Alors que le procès est loin de connaître son épilogue et pendant que certains de ses coaccusés sont victimes de moqueries, Toumba, quant à lui, bénéficie d’une forme de traitement de faveur sur les réseaux sociaux et dans les médias, allant jusqu’à être « récompensé ».  Cette fois-ci, c’est le site d’informations Guineenews.org qui le désigne « personnalité de l’année 2022 » suite à un vote de ses lecteurs.

Conclusion 

A travers ce travail effectué, nous constatons que la responsabilité de vouloir faire virer le procès du massacre du 28 septembre 2009 vers le communautarisme, la haine et les émotions se situe à trois niveaux distincts. 
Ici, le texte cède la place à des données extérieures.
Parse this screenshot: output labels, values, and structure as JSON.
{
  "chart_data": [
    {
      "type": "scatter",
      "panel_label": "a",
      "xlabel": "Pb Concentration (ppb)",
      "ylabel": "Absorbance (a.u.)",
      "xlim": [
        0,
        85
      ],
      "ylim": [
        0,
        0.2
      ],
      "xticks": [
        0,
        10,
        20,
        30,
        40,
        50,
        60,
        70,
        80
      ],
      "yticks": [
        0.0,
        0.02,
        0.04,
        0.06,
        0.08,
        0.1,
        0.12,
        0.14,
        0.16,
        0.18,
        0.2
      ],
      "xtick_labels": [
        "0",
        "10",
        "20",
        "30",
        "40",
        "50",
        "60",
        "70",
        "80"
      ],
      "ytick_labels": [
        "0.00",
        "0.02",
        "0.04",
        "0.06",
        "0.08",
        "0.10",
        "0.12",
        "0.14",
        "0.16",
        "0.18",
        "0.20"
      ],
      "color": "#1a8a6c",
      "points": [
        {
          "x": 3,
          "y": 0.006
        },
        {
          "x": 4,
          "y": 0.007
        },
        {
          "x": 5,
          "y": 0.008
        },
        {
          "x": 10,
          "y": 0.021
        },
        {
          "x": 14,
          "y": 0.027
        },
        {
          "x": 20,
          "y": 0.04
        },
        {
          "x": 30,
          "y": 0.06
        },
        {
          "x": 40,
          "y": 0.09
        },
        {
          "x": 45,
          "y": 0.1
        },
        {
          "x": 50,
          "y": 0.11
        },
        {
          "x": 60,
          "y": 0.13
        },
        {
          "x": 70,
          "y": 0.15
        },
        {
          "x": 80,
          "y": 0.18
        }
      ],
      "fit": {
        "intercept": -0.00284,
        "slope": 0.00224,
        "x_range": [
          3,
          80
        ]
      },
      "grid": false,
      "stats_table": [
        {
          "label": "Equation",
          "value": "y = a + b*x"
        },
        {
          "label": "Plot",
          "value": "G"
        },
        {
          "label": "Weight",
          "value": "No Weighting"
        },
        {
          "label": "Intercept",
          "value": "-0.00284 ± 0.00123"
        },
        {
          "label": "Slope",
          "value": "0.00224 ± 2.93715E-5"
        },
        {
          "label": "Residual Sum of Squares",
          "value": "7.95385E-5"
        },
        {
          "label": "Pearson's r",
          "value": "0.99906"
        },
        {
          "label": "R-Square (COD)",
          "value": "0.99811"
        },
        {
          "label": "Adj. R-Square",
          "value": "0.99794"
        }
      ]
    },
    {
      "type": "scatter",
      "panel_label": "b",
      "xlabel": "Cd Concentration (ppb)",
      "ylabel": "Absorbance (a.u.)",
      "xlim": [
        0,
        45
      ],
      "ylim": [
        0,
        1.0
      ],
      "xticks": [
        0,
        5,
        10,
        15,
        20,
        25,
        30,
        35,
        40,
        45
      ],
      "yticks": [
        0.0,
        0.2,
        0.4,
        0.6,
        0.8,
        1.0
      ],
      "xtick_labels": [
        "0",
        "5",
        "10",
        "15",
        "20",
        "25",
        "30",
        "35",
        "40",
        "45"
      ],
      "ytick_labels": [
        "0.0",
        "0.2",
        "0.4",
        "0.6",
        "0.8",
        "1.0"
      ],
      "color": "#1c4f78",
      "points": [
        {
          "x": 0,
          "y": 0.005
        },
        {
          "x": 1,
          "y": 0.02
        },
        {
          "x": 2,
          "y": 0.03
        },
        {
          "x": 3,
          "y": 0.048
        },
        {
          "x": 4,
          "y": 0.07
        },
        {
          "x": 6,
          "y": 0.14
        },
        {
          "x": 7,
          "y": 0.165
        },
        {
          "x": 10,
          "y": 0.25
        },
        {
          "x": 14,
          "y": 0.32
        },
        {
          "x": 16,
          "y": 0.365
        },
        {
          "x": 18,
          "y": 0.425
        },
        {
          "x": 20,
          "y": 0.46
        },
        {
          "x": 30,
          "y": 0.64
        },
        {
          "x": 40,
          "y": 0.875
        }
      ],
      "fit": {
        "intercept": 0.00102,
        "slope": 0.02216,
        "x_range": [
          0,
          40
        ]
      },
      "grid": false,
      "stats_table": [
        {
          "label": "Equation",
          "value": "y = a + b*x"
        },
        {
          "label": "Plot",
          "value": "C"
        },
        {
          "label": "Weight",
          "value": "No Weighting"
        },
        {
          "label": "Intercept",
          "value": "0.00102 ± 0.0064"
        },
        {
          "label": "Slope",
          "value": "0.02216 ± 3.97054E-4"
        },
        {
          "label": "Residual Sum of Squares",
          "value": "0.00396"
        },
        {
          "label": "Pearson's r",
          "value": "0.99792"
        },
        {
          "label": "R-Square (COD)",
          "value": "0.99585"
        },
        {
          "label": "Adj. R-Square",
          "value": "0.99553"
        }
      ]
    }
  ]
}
  • La première incombe aux avocats qui surfent sur du sensationnel, en tenant des propos qui visent une communauté, alors qu’ils auraient dû fonder leur travail et argumentaires sur du concret assorti de preuves irréfutables, qui va leur permettre, d’une part, de  défendre leurs clients selon les règles de l’art en vu de l’innocenter, et de l’autre, imposer le respect et se créer une carrière plus prometteuse.
  • La deuxième est imputable à certains organes de presse moyens rigoureux dans le recoupement des informations qu’ils diffusent, malgré leur légitimité et leur possibilité à entrer en contact avec les sources protagonistes. En tenant compte de leur responsabilité sociale, ils doivent agir en journalistes professionnels. 
  • Le troisième et dernier niveau concerne les internautes qui, au-delà de leurs passions et émotions, doivent savoir que ce procès criminel est loin d’être du théâtre. C’est au contraire, un combat qui doit aboutir à une justice pour des personnes tuées et violées, mais aussi, un combat de haute portée pour la réconciliation des Guinéens. 

Pour une meilleure suite du procès, l’ensemble des acteurs doivent agir avec raison pour éviter de rendre ce feuilleton encore plus tendancieux. Nous recommandons enfin aux médias et live steamers de privilégier la qualité de leurs émissions en se formant par exemple sur le droit plutôt que de capter uniquement l’attention avec le clash par l’excès et l’outrance.